Ongoing new research in archives around the world has revealed dozens of previously unknown wartime plans and proposals for aircraft that were radical, revolutionary or just plain weird. In the sixth volume of his Luftwaffe series, historian Dan Sharp reveals a wealth of new discoveries - including never-before-seen drawings and designs for fighters, bombers, transports, rammers, ground-attack aircraft, flying boats and flying bombs.

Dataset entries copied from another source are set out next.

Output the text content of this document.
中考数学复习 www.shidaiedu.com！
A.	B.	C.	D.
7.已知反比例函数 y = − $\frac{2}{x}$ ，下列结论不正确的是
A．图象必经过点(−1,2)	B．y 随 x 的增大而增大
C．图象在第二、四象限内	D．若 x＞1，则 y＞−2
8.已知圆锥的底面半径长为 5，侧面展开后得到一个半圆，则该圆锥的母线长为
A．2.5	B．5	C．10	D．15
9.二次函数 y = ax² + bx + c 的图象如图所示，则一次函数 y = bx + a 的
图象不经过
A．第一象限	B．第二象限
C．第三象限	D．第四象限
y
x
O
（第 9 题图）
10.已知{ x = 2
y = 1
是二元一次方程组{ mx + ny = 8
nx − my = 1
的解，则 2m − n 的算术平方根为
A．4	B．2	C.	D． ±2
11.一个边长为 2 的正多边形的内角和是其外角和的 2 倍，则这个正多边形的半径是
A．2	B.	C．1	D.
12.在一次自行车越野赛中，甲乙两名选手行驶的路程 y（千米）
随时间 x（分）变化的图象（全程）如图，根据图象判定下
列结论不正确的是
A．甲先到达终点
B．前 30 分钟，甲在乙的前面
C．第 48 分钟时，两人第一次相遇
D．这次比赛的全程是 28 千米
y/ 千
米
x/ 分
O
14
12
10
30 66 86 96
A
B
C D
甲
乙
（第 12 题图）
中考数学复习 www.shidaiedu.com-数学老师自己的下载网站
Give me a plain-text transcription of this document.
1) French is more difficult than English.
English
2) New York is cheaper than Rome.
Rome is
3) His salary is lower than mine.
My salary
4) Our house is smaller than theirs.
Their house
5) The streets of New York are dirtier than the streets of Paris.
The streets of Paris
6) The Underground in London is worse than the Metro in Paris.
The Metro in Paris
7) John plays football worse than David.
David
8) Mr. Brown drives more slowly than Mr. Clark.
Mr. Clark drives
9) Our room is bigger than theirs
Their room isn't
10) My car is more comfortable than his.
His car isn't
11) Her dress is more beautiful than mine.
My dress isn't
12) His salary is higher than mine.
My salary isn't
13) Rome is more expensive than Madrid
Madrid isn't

Luftwaffe: Secret Projects of the Third Reich profiles Focke-Wulf’s reluctant attempts to marry a Ta 152 airframe to a British Napier Sabre engine, Messerschmitt’s experimental Me 109 S with ‘blown’ flaps, four versions of Arado’s E 380 floatplane, Blohm & Voss’s asymmetrical P 171 stuka, Lippisch’s piston-engined Me 163, Germany’s three-step supersonic research programme, Focke-Wulf’s giant flying wings, the anti-submarine DFS Lotos glider, and many more ‘unknown’ designs.
Hundreds of original and previously unseen documents have been used to compile this unrivalled look at some of Germany’s least-known Second World War project designs, featuring a host of new and period drawings, illustrations and photographs.
Dan Sharp studied history at the University of Liverpool before beginning a career in journalism. Having spent several years as the news editor of a regional daily newspaper, he switched to motorcycle magazines. His previously published works on aviation have covered subjects ranging from German Second World War projects to Concorde. He lives in Nottinghamshire with his wife and two children.